Completely back where we started. Given that cases are doubling weekly, that a lockdown would take two weeks to take effect and that we had 26000 cases today. 2600022 is 104000, which is where we were at the peak. BUT so much as improved regards treatments and procedures are more covid secure. But we REALLY need Boris to pull his finger out and take control. I genuinely wonder - not unkindly - if he has long covid. He seems defeated and a lot of his actions I find increasingly strange - the way he treated Manchester and Andy Burnham was at best childish. Childish from a PM in the middle of a pandemic is very worrying.
NotAKaren · 21/10/2020 19:35

Agreed @IceCreamAndCandyfloss and the constant search for loopholes in everything and the mindset of 'it doesn't matter if I do x because I saw someone in Tescos without a mask'. Then there is Cummings trip to Durham and MPs flouting rules. What an absolute mess.

OP posts:
ForBlueSkies · 21/10/2020 19:37

We wasted it all, all that effort. This was never a on/off switch situation. It was always going to stay with us and become exponential again if we didn’t use the time wisely to put the right systems in place and didn’t, as a populace, remain vigilant. I blame the government messaging.
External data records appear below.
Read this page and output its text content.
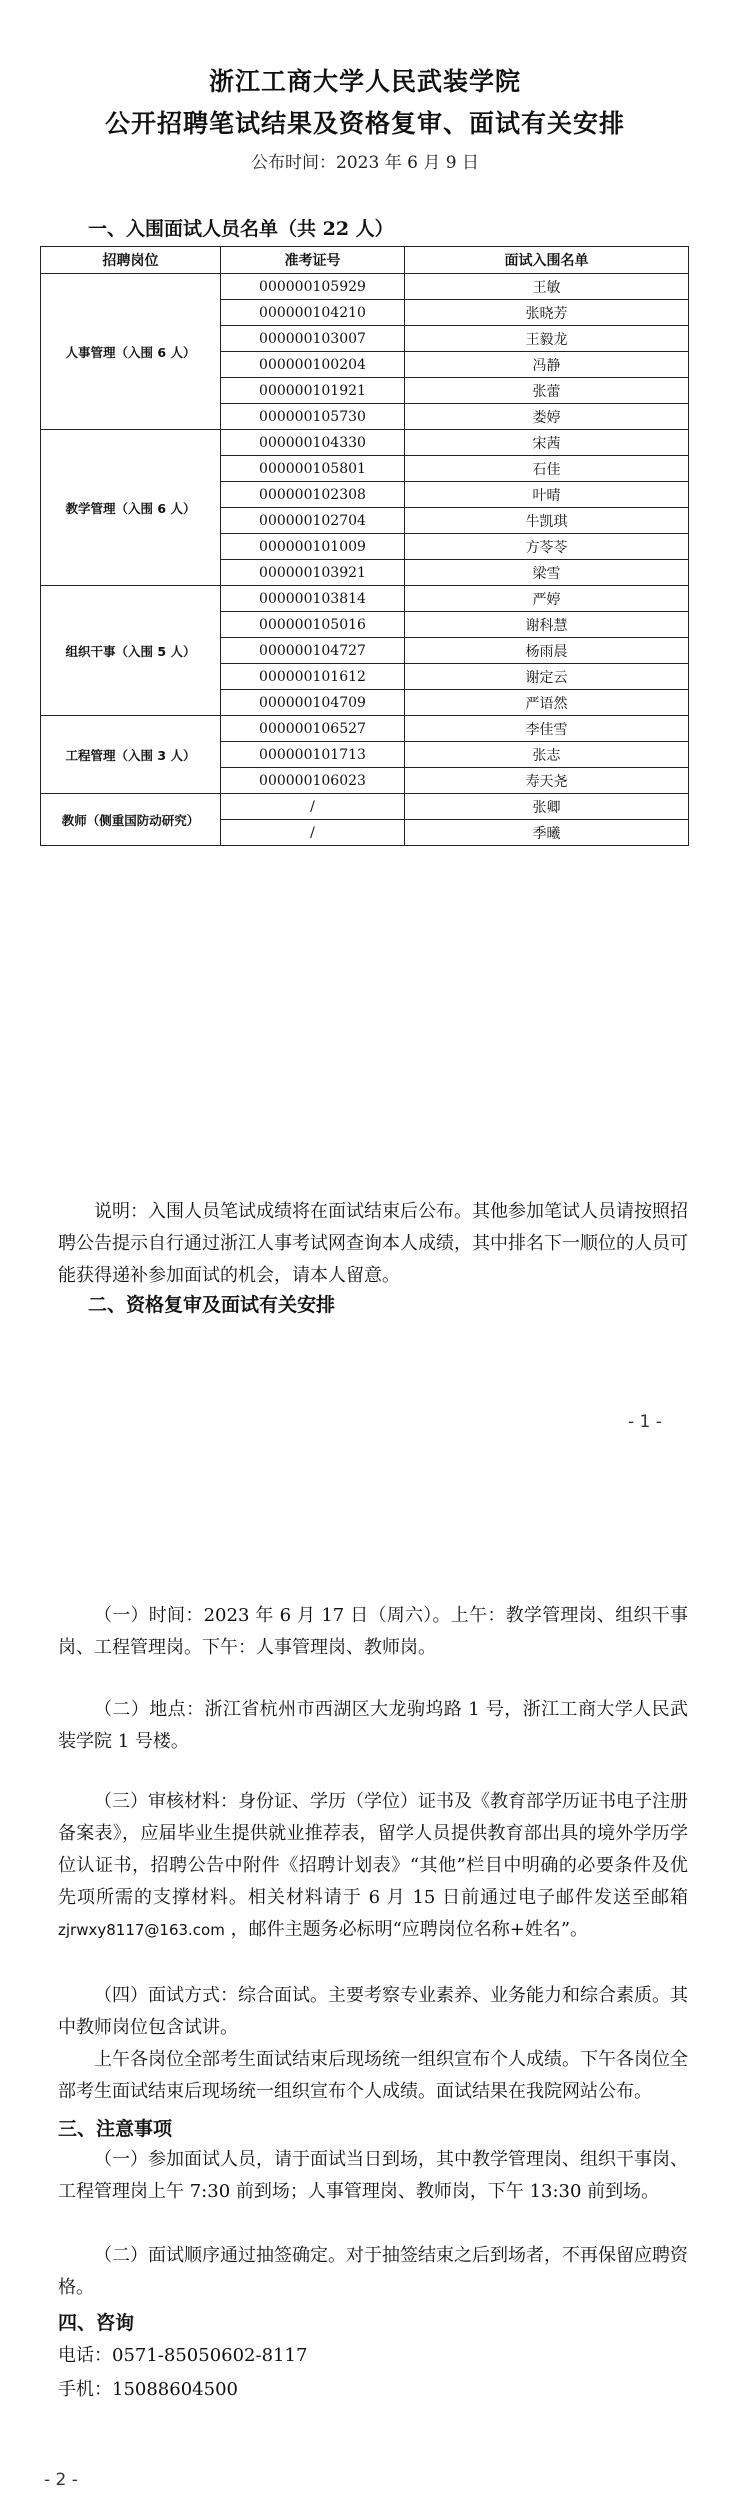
浙江工商大学人民武装学院
公开招聘笔试结果及资格复审、面试有关安排
公布时间：2023 年 6 月 9 日
一、入围面试人员名单（共 22 人）
招聘岗位	准考证号	面试入围名单
人事管理（入围 6 人）	000000105929	王敏
	000000104210	张晓芳
	000000103007	王毅龙
	000000100204	冯静
	000000101921	张蕾
	000000105730	娄婷
教学管理（入围 6 人）	000000104330	宋茜
	000000105801	石佳
	000000102308	叶晴
	000000102704	牛凯琪
	000000101009	方苓苓
	000000103921	梁雪
组织干事（入围 5 人）	000000103814	严婷
	000000105016	谢科慧
	000000104727	杨雨晨
	000000101612	谢定云
	000000104709	严语然
工程管理（入围 3 人）	000000106527	李佳雪
	000000101713	张志
	000000106023	寿天尧
教师（侧重国防动研究）	/	张卿
	/	季曦
说明：入围人员笔试成绩将在面试结束后公布。其他参加笔试人员请按照招聘公告提示自行通过浙江人事考试网查询本人成绩，其中排名下一顺位的人员可能获得递补参加面试的机会，请本人留意。
二、资格复审及面试有关安排
- 1 -
（一）时间：2023 年 6 月 17 日（周六）。上午：教学管理岗、组织干事岗、工程管理岗。下午：人事管理岗、教师岗。
（二）地点：浙江省杭州市西湖区大龙驹坞路 1 号，浙江工商大学人民武装学院 1 号楼。
（三）审核材料：身份证、学历（学位）证书及《教育部学历证书电子注册备案表》，应届毕业生提供就业推荐表，留学人员提供教育部出具的境外学历学位认证书，招聘公告中附件《招聘计划表》“其他”栏目中明确的必要条件及优先项所需的支撑材料。相关材料请于 6 月 15 日前通过电子邮件发送至邮箱 zjrwxy8117@163.com ，邮件主题务必标明“应聘岗位名称+姓名”。
（四）面试方式：综合面试。主要考察专业素养、业务能力和综合素质。其中教师岗位包含试讲。
上午各岗位全部考生面试结束后现场统一组织宣布个人成绩。下午各岗位全部考生面试结束后现场统一组织宣布个人成绩。面试结果在我院网站公布。
三、注意事项
（一）参加面试人员，请于面试当日到场，其中教学管理岗、组织干事岗、工程管理岗上午 7:30 前到场；人事管理岗、教师岗，下午 13:30 前到场。
（二）面试顺序通过抽签确定。对于抽签结束之后到场者，不再保留应聘资格。
四、咨询
电话：0571-85050602-8117
手机：15088604500
- 2 -
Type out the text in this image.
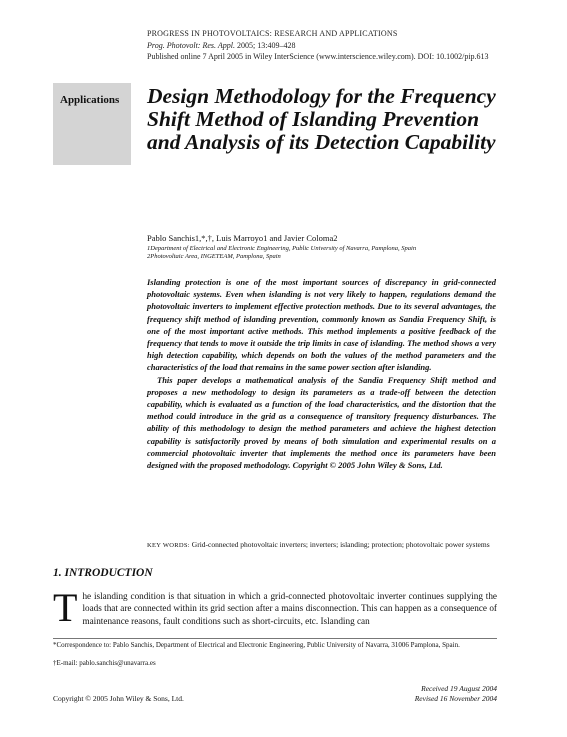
PROGRESS IN PHOTOVOLTAICS: RESEARCH AND APPLICATIONS
Prog. Photovolt: Res. Appl. 2005; 13:409–428
Published online 7 April 2005 in Wiley InterScience (www.interscience.wiley.com). DOI: 10.1002/pip.613
Applications Design Methodology for the Frequency Shift Method of Islanding Prevention and Analysis of its Detection Capability
Pablo Sanchis1,*,†, Luis Marroyo1 and Javier Coloma2
1Department of Electrical and Electronic Engineering, Public University of Navarra, Pamplona, Spain
2Photovoltaic Area, INGETEAM, Pamplona, Spain

Islanding protection is one of the most important sources of discrepancy in grid-connected photovoltaic systems. Even when islanding is not very likely to happen, regulations demand the photovoltaic inverters to implement effective protection methods. Due to its several advantages, the frequency shift method of islanding prevention, commonly known as Sandia Frequency Shift, is one of the most important active methods. This method implements a positive feedback of the frequency that tends to move it outside the trip limits in case of islanding. The method shows a very high detection capability, which depends on both the values of the method parameters and the characteristics of the load that remains in the same power section after islanding.

This paper develops a mathematical analysis of the Sandia Frequency Shift method and proposes a new methodology to design its parameters as a trade-off between the detection capability, which is evaluated as a function of the load characteristics, and the distortion that the method could introduce in the grid as a consequence of transitory frequency disturbances. The ability of this methodology to design the method parameters and achieve the highest detection capability is satisfactorily proved by means of both simulation and experimental results on a commercial photovoltaic inverter that implements the method once its parameters have been designed with the proposed methodology. Copyright © 2005 John Wiley & Sons, Ltd.

KEY WORDS: Grid-connected photovoltaic inverters; inverters; islanding; protection; photovoltaic power systems
1. INTRODUCTION
The islanding condition is that situation in which a grid-connected photovoltaic inverter continues supplying the loads that are connected within its grid section after a mains disconnection. This can happen as a consequence of maintenance reasons, fault conditions such as short-circuits, etc. Islanding can
*Correspondence to: Pablo Sanchis, Department of Electrical and Electronic Engineering, Public University of Navarra, 31006 Pamplona, Spain.
†E-mail: pablo.sanchis@unavarra.es
Copyright © 2005 John Wiley & Sons, Ltd.
Received 19 August 2004
Revised 16 November 2004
RedToothBrush · 21/10/2020 19:58

We are not back to where we started. If we were back to where we started we'd financially also be back at the same point. And so much damage to relations with the devolved regions and local political leaders wouldn't have been done. We wouldn't have wasted billions on a track and trace system that doesn't work. The public trust and willingness to comply has also been massively burnt through

All this is relevant because a centralised approach has been proved to be ineffective, yet the government still don't want to take concerns from local leaders (and SAGE) that T3 restrictions are unlikely to reduce the number of cases. And increasing hardship and political fracturing is likely to discourage engagment and participation in virus control methods.

So no, we are in a far worst situation before we even add in the problem of Autumn and Winter bed capacity usually being in the 80%+ range before you even count the extra for covid, and how the winter is a better environment for the virus to spread than summer.

Fizbosshoes · 21/10/2020 20:07

I do think we rushed opening everything but I also think people not bothering testing, sending children into school sick, not following isolation, not distancing or can’t seem to be able to count to six has a large impact.

There is a thread on here where people are talking about waiting 8 DAYS for test results (by which time symptoms have likely passed and they've almost done their isolation time) There will be a % of people who cant afford to wait a week or more without pay, to find out if they/their child have got covid.
I'm not saying they're right (and lots of MN will pile on and call them selfish idiots) but at the end of the day people will choose to take their own risks because their own families survival is paramount.(as in putting food on the table etc)

Thanksitsgotpockets · 21/10/2020 20:57

@AllPowerfulLizardPerson

The summer was the time for those who couid to have their circuses, cakes and ale.

Before the winter slog began again.

Suppressing it harder in the summer wouid have made no difference to a resurgence during the cooler damper winter months (I expect the worst will be in the peak flu months Jan-Mar) and wouid just have meant no-one got a break, and the year wouid have been even more of a grind than it needed to be

I agree. If anything we could have eased earlier and taken advantage of seasonality.